While Celtics fans – and the Celtics players, for that matter – may not want to watch the Raptors’ game-winning three-point play in Thursday’s Game 3 of their playoff series on loop, it’s worth another look. Because it’s just that good.
After Kemba Walker dished to Daniel Theis for a punctuated dunk that put the Celtics up, 103-101, and left just a half-second on the clock, Toronto had to be perfect if it had any chance of winning.
And it was.
Here’s a closer look at how the OG Anunoby pulled off the buzzer-beating 3:
Tacko Fall enters the game.
Coach Brad Stevens put 7-foot-5-inch center Tacko Fall in to guard Kyle Lowry’s sideline inbounds pass. On the bench, Walker was so nervous that something bad might happen that he could not watch.
The Celtics were in zone.
The Celtics came out in a zone defense, ideally to leave them less susceptible to a series of screens. It’s their usual approach in these situations, and it generally works out well. They were pointing out and calling switches.

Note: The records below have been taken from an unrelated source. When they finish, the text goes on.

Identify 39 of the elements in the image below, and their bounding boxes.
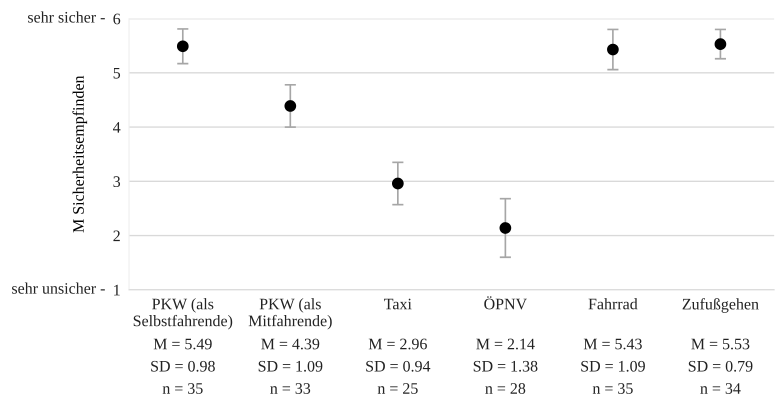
y-tick-label: 1 — [114, 284, 120, 296]
text: sehr sicher - — [28, 11, 105, 23]
data-label: M = 2.14 — [476, 338, 535, 350]
text: SD = 0.98 — [151, 360, 215, 372]
text: n = 25 — [378, 383, 418, 394]
y-tick-label: 4 — [113, 122, 120, 133]
text: SD = 1.09 — [581, 360, 645, 372]
y-axis-title: M Sicherheitsempfinden — [72, 76, 88, 232]
x-tick-label: Zufußgehen — [682, 298, 759, 313]
point — [284, 100, 296, 112]
y-tick-label: 3 — [113, 176, 120, 188]
y-tick-label: 2 — [113, 230, 120, 242]
y-tick-label: 6 — [113, 14, 120, 24]
point — [500, 222, 512, 234]
text: sehr unsicher - — [12, 282, 105, 294]
point — [714, 38, 726, 50]
x-tick-label: PKW (als Mitfahrende) — [248, 298, 332, 330]
text: SD = 0.94 — [366, 360, 430, 372]
data-label: M = 4.39 — [261, 338, 320, 350]
point — [392, 178, 404, 190]
text: n = 28 — [485, 383, 526, 394]
text: n = 33 — [270, 383, 310, 394]
data-label: M = 5.43 — [584, 338, 642, 350]
data-label: M = 5.49 — [154, 338, 212, 350]
data-label: M = 2.96 — [368, 338, 427, 350]
text: n = 34 — [700, 383, 741, 394]
text: SD = 1.09 — [258, 360, 322, 372]
data-label: M = 5.53 — [691, 338, 750, 350]
x-tick-label: Taxi — [384, 298, 412, 310]
point — [176, 40, 189, 52]
text: SD = 1.38 — [474, 360, 538, 372]
point — [607, 44, 619, 56]
text: n = 35 — [592, 383, 633, 394]
x-tick-label: ÖPNV — [484, 296, 527, 310]
text: SD = 0.79 — [688, 360, 752, 372]
text: n = 35 — [162, 383, 203, 394]
x-tick-label: Fahrrad — [588, 298, 638, 310]
y-tick-label: 5 — [114, 68, 120, 79]
x-tick-label: PKW (als Selbstfahrende) — [134, 298, 232, 330]
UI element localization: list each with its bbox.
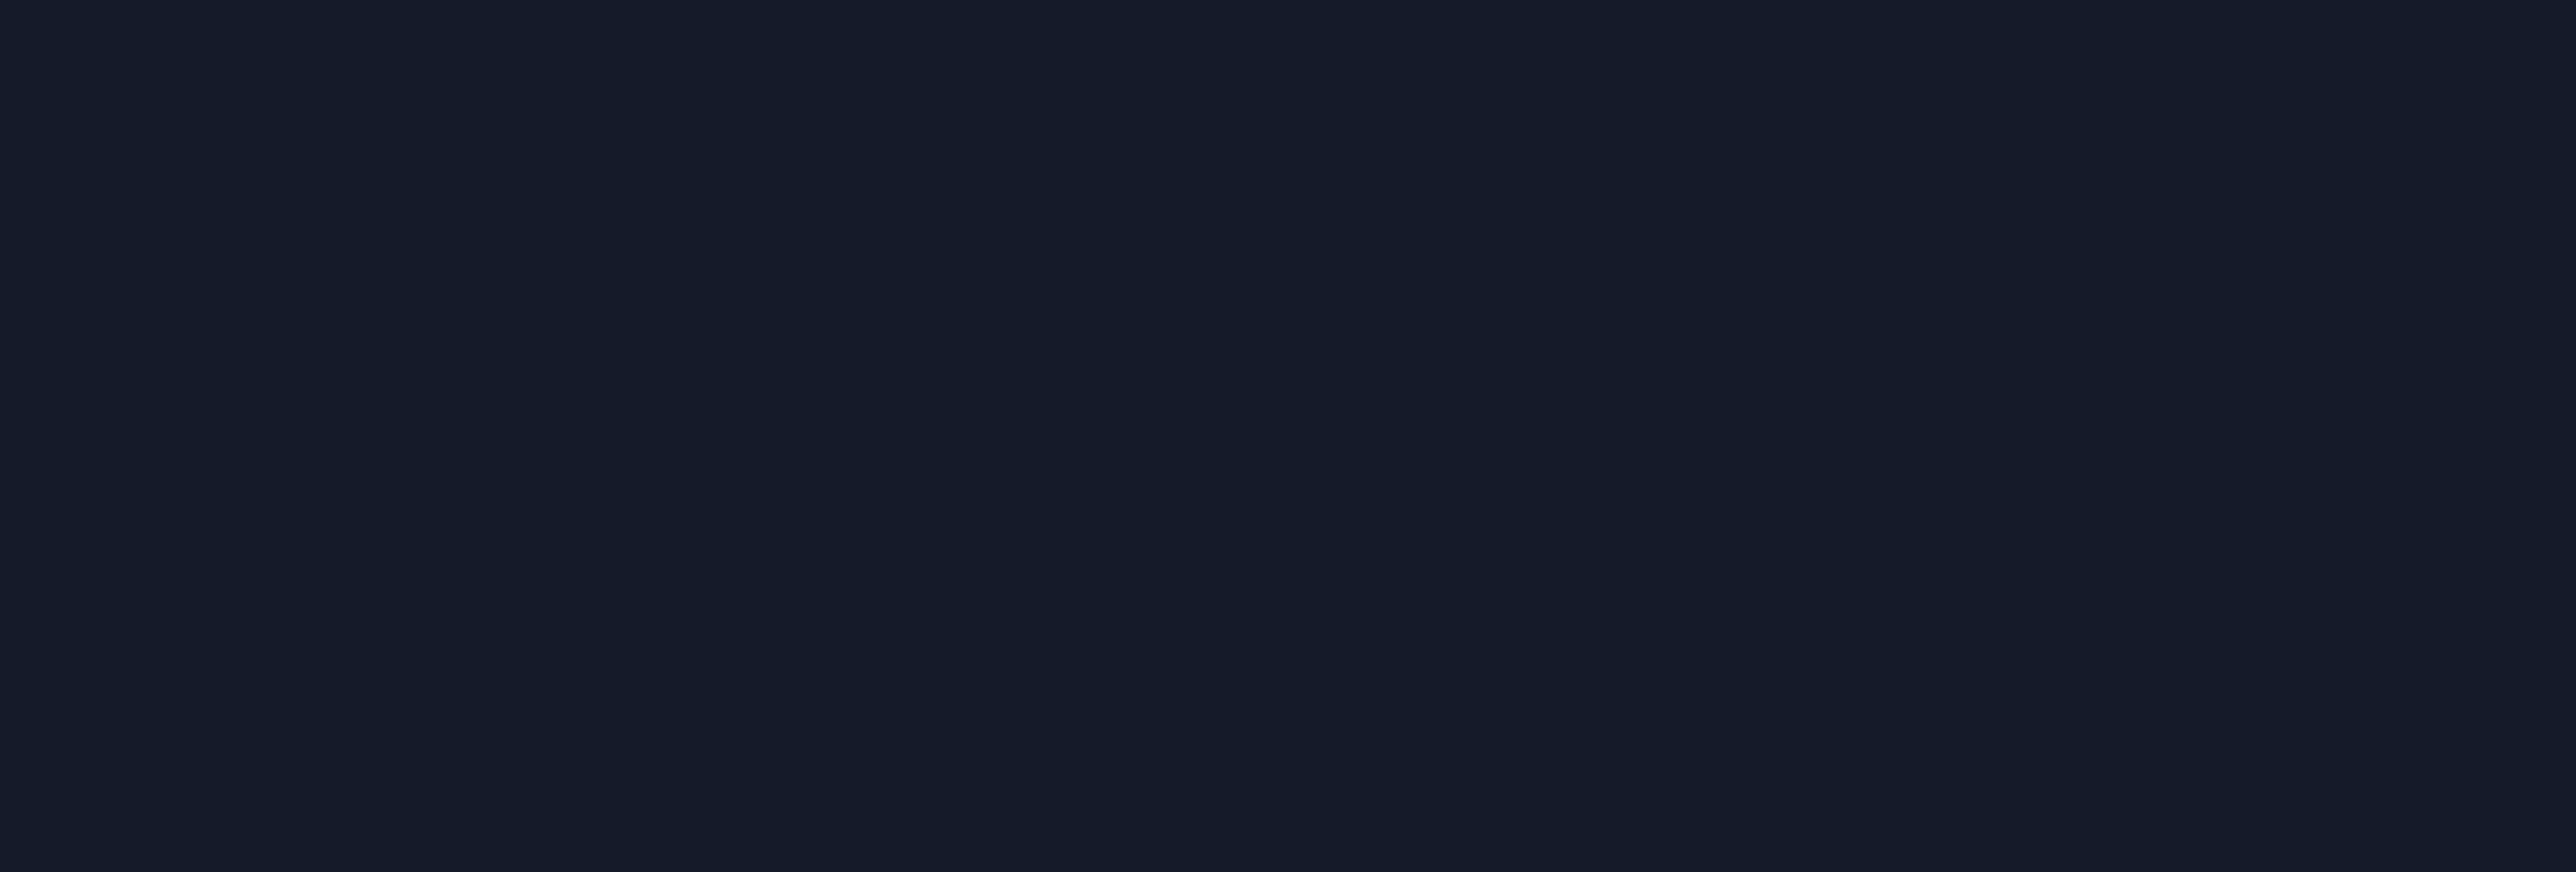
legend-item-flow[interactable] [1305,840,1331,856]
legend [0,834,2576,861]
price-series-swatch-icon [1245,840,1261,856]
flow-series-swatch-icon [1305,840,1322,856]
flow-current-badge [0,0,13,5]
legend-item-price[interactable] [1245,840,1271,856]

No one saw OG Anunoby on the baseline.
Jayson Tatum started on Anunoby, the lowest threat on the court. Anunoby casually jogged along the baseline to the far corner before the ball was inbounded.
Tatum appeared to point to let Jaylen Brown know so he could switch onto him. But Brown had his back to them as he guarded Pascal Siakam in the paint, and it did not look like Tatum yelled anything to him.
Fred VanVleet was the focus.
The Celtics’ focus was on VanVleet, the most dangerous option in this situation. Tatum said Marcus Smart passed VanVleet off to him.
“So OG cut. I was passing to the next guy,” Tatum said after the game. “We just didn’t communicate. Everybody didn’t hear it. It’s not on one person.”
When Marc Gasol set a screen for VanVleet, Smart pointed for a switch. Theis and Tatum both shaded toward VanVleet, smothering that option, but also leaving Boston vulnerable elsewhere.
Gasol then set a screen for Pascal Siakam, who ran toward the top of the key. Brown switched onto Gasol, and Smart switched onto Siakam. And as all this was transpiring, before the ball was even inbounded, Anunoby stood alone in the far left corner.
You can see the switches better if you slow down the play. Watch how Tatum and Smart swap at the top at the key.
Lowry’s pass was perfect.
The only way the Raptors could get a shot off in time was if the inbounds pass landed right in Anunoby’s hands.
Lowry, despite being guarded by Fall, was able to drop it front-and-center to Anunoby, who didn’t hesitate and put the shot up. It was an absurdly difficult crosscourt pass that looked like it was executed with ease.
Brown couldn’t get to Anunoby in time.
By the time Brown recovered and contested the shot, he was a half-step behind. It was too late, as the 3-pointer splashed through the net and sent the Raptors to an improbable 104-103 win in Orlando that pulled them within 2-1 in this series.
Here’s what the Celtics were thinking after the game.
Brown called it a miscommunication.
“That’s really all what happened. At the end of the day, we’ve just got to be better as a unit. Regardless of what [defense] we were in, we know we had to guard the 3-point line. So, that was just a [expletive] disgrace at the end of the game. That was just terrible. No way we should have lost that game. I take responsibility for that. Not just that play but a lot of the plays before.”
But he also acknowledged how one stop made the difference between going up 3-0 and taking all the momentum into Saturday, and needing to get two more wins to move on to the Eastern Conference Finals.
“We just needed one stop to win the [expletive] game,” Brown said, “and we end up losing.”
Where do they go from here?
As Gary Washburn points out that the Celtics focus will eventually have to shift to positivity.
“It required a combined 56 points from Lowry and Fred VanVleet, a below-average game from Tatum, and a miracle shot for the Raptors to beat the Celtics.”
The Celtics, who lead the series, 2-1, are back at it on Saturday, with a 6:30 p.m. tipoff for Game 4.